Media representations are the ways in which the media portrays particular groups, communities, experiences, ideas, or topics from a particular ideological or value perspective. To represent also means to symbolise/stand for.




"Lilly is a journalist who specializes in the representation of crime victims, women and children."

MEDIATION

Mediation is when the media manipulates the audiences minds to believe what the media wants them to believe through their media platforms by bending/altering the truth or by creating false truths. It refers to what media do, and to what the audience does with the media received.


"The consequences of mediation in news should not be ignored."

HEGEMONY

Hegemony refers to leadership or dominance.




"Such situations must have been common at this period of time when each city was striving for hegemony."

IDEOLOGY

Can be a mindset evolving around e.g. political, philosophical or religious ideas of how the world should be, and of what rules should apply.
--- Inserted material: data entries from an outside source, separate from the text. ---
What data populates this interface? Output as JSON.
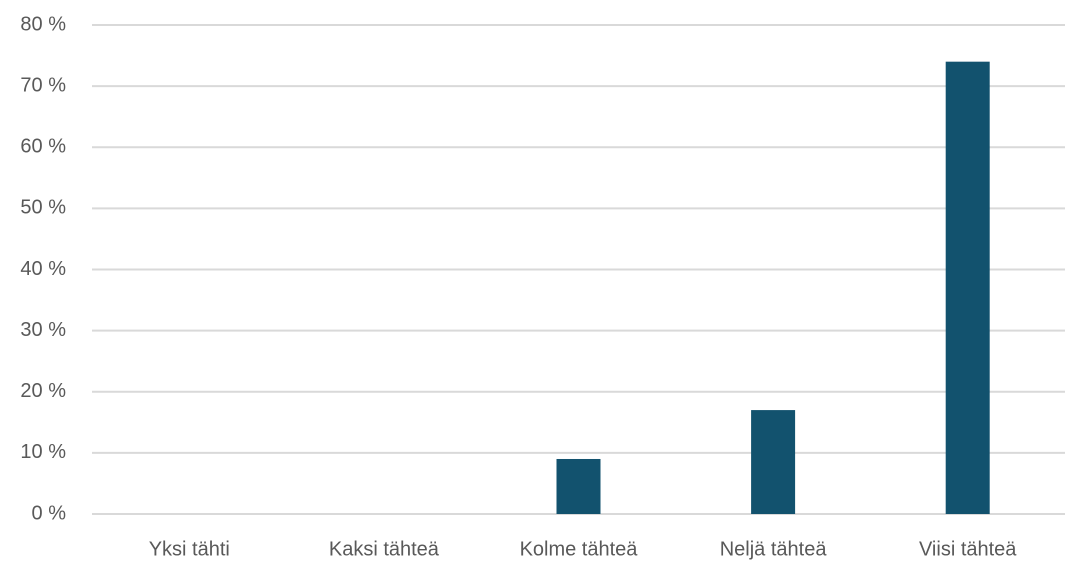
{
  "chart_data": {
    "type": "bar",
    "categories": [
      "Yksi tähti",
      "Kaksi tähteä",
      "Kolme tähteä",
      "Neljä tähteä",
      "Viisi tähteä"
    ],
    "values": [
      0,
      0,
      9,
      17,
      74
    ],
    "color": "#12526e",
    "ylim": [
      0,
      80
    ],
    "yticks": [
      {
        "value": 0,
        "label": "0 %"
      },
      {
        "value": 10,
        "label": "10 %"
      },
      {
        "value": 20,
        "label": "20 %"
      },
      {
        "value": 30,
        "label": "30 %"
      },
      {
        "value": 40,
        "label": "40 %"
      },
      {
        "value": 50,
        "label": "50 %"
      },
      {
        "value": 60,
        "label": "60 %"
      },
      {
        "value": 70,
        "label": "70 %"
      },
      {
        "value": 80,
        "label": "80 %"
      }
    ],
    "grid": true
  }
}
"Sometimes she does it to defame them, other times to make it seem as if they shared her ideology."

DOMINANT IDEOLOGY

An ideology dominating all the other ideologies, acting as the primary thought or “standard” thought. Many dominant ideologies are extremely culture specific.
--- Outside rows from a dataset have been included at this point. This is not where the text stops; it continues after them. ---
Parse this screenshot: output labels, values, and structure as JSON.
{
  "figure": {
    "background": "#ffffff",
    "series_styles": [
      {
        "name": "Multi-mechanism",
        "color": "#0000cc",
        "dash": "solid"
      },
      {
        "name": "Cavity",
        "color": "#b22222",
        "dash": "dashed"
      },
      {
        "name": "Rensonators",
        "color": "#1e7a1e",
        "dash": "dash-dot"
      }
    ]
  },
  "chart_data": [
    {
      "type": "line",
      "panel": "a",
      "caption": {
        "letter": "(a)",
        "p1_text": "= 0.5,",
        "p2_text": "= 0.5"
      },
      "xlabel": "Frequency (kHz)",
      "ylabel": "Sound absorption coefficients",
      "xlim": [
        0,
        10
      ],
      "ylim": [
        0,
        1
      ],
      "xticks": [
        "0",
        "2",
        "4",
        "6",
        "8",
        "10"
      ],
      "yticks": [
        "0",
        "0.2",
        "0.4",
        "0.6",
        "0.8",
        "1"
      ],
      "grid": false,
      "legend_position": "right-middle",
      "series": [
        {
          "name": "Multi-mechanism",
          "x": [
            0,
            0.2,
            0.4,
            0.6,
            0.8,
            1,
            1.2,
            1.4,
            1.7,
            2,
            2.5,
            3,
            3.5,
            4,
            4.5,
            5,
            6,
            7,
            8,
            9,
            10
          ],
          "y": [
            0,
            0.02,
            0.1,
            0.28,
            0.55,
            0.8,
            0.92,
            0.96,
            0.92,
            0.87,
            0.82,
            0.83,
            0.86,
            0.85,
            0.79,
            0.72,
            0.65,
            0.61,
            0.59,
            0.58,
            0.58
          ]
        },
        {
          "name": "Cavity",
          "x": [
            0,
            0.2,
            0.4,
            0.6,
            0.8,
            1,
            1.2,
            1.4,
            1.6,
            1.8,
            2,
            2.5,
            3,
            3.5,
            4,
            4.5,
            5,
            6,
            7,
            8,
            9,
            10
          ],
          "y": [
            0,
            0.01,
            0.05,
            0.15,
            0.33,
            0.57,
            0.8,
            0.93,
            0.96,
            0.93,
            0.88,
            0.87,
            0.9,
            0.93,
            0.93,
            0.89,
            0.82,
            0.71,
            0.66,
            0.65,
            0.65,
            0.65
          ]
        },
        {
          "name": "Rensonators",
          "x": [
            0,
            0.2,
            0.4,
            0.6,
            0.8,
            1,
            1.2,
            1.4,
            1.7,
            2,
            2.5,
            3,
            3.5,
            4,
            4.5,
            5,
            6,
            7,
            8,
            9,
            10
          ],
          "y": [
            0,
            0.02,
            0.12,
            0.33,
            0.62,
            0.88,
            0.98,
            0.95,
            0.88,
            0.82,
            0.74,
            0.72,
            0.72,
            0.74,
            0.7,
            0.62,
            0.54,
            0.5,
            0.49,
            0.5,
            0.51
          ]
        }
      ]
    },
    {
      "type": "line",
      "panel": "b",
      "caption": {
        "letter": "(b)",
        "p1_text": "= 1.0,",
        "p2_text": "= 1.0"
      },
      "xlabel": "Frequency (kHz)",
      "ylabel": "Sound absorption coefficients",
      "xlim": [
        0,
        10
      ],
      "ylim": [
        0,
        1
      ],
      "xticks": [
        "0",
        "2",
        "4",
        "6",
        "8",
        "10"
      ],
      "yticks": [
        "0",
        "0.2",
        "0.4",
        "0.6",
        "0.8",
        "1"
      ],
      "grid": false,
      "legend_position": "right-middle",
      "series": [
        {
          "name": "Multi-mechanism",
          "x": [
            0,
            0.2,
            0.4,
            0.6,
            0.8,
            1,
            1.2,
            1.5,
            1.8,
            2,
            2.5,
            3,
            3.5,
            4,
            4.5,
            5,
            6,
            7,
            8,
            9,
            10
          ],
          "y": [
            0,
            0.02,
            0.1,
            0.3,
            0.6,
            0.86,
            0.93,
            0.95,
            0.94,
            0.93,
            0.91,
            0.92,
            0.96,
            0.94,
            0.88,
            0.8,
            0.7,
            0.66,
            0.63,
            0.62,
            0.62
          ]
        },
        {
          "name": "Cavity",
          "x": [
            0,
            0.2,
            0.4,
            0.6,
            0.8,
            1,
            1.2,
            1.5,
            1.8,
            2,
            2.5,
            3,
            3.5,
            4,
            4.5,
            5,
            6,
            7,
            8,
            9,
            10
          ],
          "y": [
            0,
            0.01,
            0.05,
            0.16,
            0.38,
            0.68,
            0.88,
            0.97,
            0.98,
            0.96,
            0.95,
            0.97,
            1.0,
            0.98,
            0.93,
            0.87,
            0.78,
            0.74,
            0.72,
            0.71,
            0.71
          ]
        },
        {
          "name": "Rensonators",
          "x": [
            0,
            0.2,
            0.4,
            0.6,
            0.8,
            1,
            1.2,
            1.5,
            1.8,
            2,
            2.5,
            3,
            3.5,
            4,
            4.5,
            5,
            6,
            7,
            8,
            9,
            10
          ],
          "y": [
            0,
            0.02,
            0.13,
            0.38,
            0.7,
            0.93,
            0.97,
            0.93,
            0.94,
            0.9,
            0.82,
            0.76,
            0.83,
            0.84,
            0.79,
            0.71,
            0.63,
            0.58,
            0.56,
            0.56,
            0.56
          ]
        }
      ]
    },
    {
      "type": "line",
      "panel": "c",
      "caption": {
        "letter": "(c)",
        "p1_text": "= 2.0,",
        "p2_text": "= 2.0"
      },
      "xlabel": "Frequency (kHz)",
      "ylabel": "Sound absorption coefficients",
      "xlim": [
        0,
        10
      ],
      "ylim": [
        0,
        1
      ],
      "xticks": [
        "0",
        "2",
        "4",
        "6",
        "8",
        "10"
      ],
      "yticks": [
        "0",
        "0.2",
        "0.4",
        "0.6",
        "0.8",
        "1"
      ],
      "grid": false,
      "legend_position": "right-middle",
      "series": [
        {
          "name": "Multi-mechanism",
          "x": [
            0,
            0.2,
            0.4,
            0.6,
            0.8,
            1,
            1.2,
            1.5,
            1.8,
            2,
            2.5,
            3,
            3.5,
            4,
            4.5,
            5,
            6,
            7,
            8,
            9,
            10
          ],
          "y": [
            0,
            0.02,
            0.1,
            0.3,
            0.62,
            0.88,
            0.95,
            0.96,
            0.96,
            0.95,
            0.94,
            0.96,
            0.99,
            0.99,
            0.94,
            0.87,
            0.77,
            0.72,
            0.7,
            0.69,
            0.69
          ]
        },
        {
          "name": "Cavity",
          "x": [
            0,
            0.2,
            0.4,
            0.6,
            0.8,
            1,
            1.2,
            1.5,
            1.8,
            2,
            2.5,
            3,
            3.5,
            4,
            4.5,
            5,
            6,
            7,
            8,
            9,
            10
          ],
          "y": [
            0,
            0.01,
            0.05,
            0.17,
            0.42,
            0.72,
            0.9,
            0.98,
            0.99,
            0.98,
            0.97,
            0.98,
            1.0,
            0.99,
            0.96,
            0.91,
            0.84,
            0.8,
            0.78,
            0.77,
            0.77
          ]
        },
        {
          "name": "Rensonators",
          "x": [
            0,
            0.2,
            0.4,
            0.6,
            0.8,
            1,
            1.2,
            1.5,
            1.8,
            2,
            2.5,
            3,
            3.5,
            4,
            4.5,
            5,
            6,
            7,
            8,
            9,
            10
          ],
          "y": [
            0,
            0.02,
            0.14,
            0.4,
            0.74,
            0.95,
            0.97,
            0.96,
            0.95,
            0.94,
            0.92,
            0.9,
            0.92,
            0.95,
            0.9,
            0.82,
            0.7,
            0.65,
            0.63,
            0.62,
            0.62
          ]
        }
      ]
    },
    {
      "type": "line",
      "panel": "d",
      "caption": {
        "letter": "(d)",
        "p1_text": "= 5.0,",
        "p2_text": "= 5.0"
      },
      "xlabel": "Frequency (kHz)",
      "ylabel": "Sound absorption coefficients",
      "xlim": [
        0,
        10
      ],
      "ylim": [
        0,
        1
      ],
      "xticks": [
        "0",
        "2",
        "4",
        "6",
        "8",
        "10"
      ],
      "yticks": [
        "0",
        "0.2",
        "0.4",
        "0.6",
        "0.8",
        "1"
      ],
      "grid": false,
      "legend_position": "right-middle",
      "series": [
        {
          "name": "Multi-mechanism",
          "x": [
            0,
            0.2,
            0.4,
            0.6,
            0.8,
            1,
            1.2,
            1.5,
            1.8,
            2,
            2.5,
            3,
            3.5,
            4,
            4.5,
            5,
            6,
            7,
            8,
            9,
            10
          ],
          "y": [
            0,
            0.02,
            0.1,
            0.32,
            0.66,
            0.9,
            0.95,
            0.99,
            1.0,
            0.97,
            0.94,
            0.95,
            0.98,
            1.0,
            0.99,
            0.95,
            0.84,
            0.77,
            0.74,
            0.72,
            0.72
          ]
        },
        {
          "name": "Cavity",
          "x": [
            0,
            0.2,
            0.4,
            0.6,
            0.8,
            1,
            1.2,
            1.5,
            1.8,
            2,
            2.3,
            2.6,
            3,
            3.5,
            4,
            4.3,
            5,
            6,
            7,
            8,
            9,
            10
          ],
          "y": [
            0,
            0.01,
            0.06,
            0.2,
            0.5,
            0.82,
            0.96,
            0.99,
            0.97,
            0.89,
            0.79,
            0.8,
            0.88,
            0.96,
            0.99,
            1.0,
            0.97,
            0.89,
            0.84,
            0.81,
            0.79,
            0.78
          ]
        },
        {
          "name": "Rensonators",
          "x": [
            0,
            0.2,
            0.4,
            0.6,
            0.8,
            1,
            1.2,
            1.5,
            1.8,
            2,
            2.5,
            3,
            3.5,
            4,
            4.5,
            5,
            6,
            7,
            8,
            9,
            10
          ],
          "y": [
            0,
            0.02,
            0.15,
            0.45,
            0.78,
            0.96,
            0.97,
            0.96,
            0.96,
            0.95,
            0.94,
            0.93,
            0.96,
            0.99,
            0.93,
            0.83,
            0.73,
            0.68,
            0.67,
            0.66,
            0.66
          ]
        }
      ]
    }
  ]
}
E.g. the ideology of women: They should look after and maintain their appearance.


"The dominant ideology is very inaccurate, I’m not a stay at home mum."

HYPERREALITY

When something is exaggerated in comparison to reality.




E.g. Disney Land brings fiction and imagination to something that seems real, we can walk around and touch buildings that replicate those we have seen in Disney movies.


Disney Land was a hyperreal experience.

BAUDRILLARD’S THEORY

The idea that everything in the media is idealised and mediated, and not based on truth.




E.g. A reality show is not always truthful, a lot of the scenes are edited for viewer entertainment. Arguments are often scripted for the viewers.

THE MALE GAZE

How, in media, women are perceived to be objects to look at for the male audiences pleasure. The audience are always positioned as men, whereas certain parts of the female body is focused on. Common to see in movies and TV-series.




"In the James Bond movies, the male gaze theory is often applicable."

IMPLICT PERSONALITY THEORY (STEREOTYPING)

Refers to how we categorise people into types such as workaholics, feminists, goths etc to simplify the task of person perception. We create our own realities from assumptions based on clothing, relationships, appearance etc.




"Just because I wear black clothes, I got stereotyped as being gothic."

STEREOTYPING - Problems

Reduces a wide range of differences in people to simplistic categorisations, and transforms assumptions about particular groups into realities. Stereotypes can also be used to justify the position of those in power and preserve social injustices and inequality.

REFLECTIVE VIEW OF REPRESENTATION

Taking somethings true meaning and trying to create a replica of it in the mind of the audience - like a reflection.




E.g. News as they take truths of the world and show it to the public as accurately as possible.

INTENTIONAL VIEW OF REPRESENTATION

It’s the opposite of the reflective idea. The process of presentation comes directly from the person/company doing the representing - they are presenting it how they want it to seem.




E.g. A coca cola ad where an attractive person is drinking the cola is implying that you should go out and get some to achieve this appearance.

CONSTRUCTIONIST VIEW OF REPRESENTATION

The Constructive theory of representation is that neither things in themselves nor the individual users can fix meaning in representation. Instead meanings are contextual - it is the particular symbolic code that fixes a meaning at a particular time. Representation can never be just the truth or the version of the truth.